Baby’s Foot Care: What to Do About Shoes (and Why Grandparents Matter)

We understand that there is plenty that new parents can concern themselves with when they have a child. This is even more true if the child in question is their first!

Once parents have the initial experience, things tend to relax a bit. And by the time the third child comes, parents are more than happy to let them play around abandoned missile silos.

Of the questions new parents may have, baby’s foot care is one that can (and should) come up. When should my child start to walk? What kinds of shoes should they wear, and when? How can I tell when there may be a problem?

Fortunately, you have an Indianapolis podiatrist right here to provide some insight—and some potential family assistance, as well!

Baby Feet Are Highly Moldable

There is a big difference between young feet and adult feet—and it’s not just a matter of size. Almost 50% of the bones are not visible in an infant. Take a look at the x-ray images to the right :

From birth through early childhood, our feet do not have nearly as much structure as they do in adulthood. This is normal. We don’t really need features such as arches until we start walking, and these open spaces, as seen on the x ray, change from soft cartilage to bone, and strengthen as we learn to get around.

It is during this time of growth and development, however, where problems may occur. Arches might not fully form, or growth can become askew.

The bad news is that these problems can become long-lasting or permanent if they “set” while the feet are growing and developing.

The good news is that addressing these issues while the feet are still in a highly moldable state makes matters so much easier. Children’s orthotics can effectively re-form soft bones and help them maintain their ideal shape, which in turn helps prevent chronic pain from deformities that are noticed as an adult.

The key is in identifying problems (and potential problems) early enough. Growth ends at around age 12 for girls and age 13 for boys. There are time limits with this window of opportunity and it closes as the foot approaches skeletal maturity.

But how do you know what problems to look for? If only we had some sort of crystal ball…

X-ray child vs adult foot

Grandparents May Be the Key to the Future

Foot problems that can develop in infancy sometimes have external factors (such as the position of the feet within the womb), but simple genetics will be the main factor in the majority of cases.

And if you want a snapshot of how genetics can play out for your child, you only have to go as far as your family tree.

In fact, one of the best appointments we can make for a child’s foot care is one that includes the parents and grandparents. This gives us a closer look at a possible family history of foot problems, as it’s a trickier situation just to focus only on the child.

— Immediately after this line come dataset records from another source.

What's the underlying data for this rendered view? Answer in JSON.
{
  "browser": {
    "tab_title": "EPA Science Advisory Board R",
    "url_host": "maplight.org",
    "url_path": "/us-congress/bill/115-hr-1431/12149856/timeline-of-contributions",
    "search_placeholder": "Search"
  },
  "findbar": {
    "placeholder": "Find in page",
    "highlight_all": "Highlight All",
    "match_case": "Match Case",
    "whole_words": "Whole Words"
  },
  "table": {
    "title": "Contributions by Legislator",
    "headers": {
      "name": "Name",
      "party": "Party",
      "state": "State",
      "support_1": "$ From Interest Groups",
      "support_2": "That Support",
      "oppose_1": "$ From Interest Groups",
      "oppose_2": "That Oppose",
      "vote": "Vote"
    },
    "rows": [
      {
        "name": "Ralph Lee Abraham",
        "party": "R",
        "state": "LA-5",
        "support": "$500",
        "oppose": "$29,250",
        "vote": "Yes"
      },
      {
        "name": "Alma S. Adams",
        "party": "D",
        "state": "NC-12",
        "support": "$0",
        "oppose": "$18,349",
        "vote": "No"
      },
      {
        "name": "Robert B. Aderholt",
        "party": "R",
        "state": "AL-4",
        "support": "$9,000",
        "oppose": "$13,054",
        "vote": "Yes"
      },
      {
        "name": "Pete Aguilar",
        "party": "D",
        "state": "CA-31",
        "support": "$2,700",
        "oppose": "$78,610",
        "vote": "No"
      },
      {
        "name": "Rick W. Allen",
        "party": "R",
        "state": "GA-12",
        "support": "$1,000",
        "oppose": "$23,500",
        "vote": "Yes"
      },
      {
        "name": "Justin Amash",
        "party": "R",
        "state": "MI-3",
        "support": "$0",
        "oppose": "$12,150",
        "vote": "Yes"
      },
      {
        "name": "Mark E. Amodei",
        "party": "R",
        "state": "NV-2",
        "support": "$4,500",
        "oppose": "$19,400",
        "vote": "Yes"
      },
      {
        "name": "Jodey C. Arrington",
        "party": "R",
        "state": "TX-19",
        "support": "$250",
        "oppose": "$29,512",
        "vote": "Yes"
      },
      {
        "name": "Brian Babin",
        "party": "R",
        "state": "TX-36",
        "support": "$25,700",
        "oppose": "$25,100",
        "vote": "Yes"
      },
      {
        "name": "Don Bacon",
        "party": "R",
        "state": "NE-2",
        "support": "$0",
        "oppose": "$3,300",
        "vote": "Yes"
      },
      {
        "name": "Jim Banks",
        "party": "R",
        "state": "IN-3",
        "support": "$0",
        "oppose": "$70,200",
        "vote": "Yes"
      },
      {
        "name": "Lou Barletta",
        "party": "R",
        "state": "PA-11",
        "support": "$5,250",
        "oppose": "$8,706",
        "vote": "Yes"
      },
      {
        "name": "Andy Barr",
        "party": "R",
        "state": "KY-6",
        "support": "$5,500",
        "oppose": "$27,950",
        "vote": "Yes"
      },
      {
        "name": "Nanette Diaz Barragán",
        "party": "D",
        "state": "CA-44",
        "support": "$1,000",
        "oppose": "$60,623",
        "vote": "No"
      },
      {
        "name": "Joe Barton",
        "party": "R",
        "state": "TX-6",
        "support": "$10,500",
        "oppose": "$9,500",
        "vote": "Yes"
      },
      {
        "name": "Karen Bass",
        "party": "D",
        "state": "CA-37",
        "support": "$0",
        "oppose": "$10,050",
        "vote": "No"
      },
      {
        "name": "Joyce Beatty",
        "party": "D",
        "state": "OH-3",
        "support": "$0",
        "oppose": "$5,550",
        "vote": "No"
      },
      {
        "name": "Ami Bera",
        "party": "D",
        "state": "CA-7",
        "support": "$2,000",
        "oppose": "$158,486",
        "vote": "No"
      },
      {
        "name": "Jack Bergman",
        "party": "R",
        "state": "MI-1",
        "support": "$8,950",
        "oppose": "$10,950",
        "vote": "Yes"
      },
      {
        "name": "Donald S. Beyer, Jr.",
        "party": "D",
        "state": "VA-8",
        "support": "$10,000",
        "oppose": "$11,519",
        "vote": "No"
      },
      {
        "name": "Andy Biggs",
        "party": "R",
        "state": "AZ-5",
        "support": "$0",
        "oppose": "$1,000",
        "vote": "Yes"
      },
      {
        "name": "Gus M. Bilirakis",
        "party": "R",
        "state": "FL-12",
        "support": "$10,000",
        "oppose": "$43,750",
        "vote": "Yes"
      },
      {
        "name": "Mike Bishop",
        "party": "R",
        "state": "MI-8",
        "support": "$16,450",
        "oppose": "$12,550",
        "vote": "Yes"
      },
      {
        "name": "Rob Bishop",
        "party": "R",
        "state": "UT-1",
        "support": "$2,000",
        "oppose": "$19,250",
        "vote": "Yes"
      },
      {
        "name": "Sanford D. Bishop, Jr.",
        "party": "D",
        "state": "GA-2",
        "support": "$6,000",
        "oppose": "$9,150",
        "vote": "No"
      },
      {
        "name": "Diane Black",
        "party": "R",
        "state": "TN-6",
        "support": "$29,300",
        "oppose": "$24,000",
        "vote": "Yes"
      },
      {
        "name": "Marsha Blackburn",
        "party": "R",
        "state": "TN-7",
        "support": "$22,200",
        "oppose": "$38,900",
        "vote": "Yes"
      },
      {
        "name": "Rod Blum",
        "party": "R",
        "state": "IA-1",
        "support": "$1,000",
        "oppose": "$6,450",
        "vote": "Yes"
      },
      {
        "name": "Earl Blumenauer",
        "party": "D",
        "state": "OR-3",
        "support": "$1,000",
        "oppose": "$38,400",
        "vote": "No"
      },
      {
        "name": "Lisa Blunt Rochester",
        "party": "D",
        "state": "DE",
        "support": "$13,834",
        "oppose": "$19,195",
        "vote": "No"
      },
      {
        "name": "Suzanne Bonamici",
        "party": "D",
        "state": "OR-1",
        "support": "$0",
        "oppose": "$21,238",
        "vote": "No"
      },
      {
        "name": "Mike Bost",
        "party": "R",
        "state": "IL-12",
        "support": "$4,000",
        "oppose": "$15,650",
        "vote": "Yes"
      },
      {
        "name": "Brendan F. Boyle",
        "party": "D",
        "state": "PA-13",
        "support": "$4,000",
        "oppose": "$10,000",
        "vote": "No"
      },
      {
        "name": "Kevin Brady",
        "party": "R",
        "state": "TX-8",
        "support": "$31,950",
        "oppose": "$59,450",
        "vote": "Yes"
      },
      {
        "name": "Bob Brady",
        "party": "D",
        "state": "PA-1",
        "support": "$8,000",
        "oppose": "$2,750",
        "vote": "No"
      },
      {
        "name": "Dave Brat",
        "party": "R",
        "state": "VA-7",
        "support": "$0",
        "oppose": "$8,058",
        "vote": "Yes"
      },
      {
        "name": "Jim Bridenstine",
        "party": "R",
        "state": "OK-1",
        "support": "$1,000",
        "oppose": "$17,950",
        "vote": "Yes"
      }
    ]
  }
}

Many parents are told that their children will “outgrow” potential foot and ankle problems, but they really just outgrow the physician who won’t be around when problems show themselves 40 years down the road. Having as much information in the beginning helps greatly, and you can’t ask for a much wider scope than three generations to review.

While you can start to identify some problems in parents, grandparents have gone on the full roller coaster ride. Parents can show what problems look like as they’re just starting out, but it can take 40-60 years for the real problems to show up. Grandparents show what the end result can be.

So, if you are scheduling an appointment with us for your child who is 3 years of age or under, we absolutely recommend bringing the family along. We are certainly not against it for children between the ages of 3 and 12, either.

baby shoes

But What About Baby Shoes?

Since baby feet are growing, developing, and generally squishy, they don’t really need shoes. However, the “cute rule” is in effect.

What do we mean? For babies 6 months and younger, putting them in shoes should be fine. They aren’t walking in them at that time, after all; it’s mostly foot covering. So matching boat shoes or Timberlines with the parents is too cute and OK.

However, please be sure that whatever shoes you use are not tight, constricting, or otherwise uncomfortable against baby’s feet. Knitted shoes are a great choice, as they’re soft, comfortable, and perfectly suited for events both casual and formal.

“Real” shoes are important when children are learning to walk, but walking is not something you should be in too much of a hurry to make happen.

We understand there can be societal pressure toward seeing your child make milestones, but starting to walk within 12-14 months is perfectly fine and normal. If you are trying to get your child to walk at 9 months, that is too early.

Another tidbit about shoes: don’t feel like you must get “high top” shoes to improve your child’s ankle stability. The high tops are there more to make it harder for kids to kick the shoes off in the middle of downtown, leaving an unsolved mystery of a missing shoe when you get home.

Dr. Leibovitz talked more about infant feet and shoes in a recent Facebook Live broadcast. Click here to check it out!

Indianapolis Foot Care for All Ages

You should not have to worry about every little thing when you have a child—although we know that’s a hard thing to ask!

Taking your child to see us is not something to worry about, though; it’s something to help assuage worry. Addressing potential problems with your child’s feet and ankles (if there are any) at their most malleable stage is the best possible outcome, and a great way to help ensure they will be strong and mobile when they reach adulthood.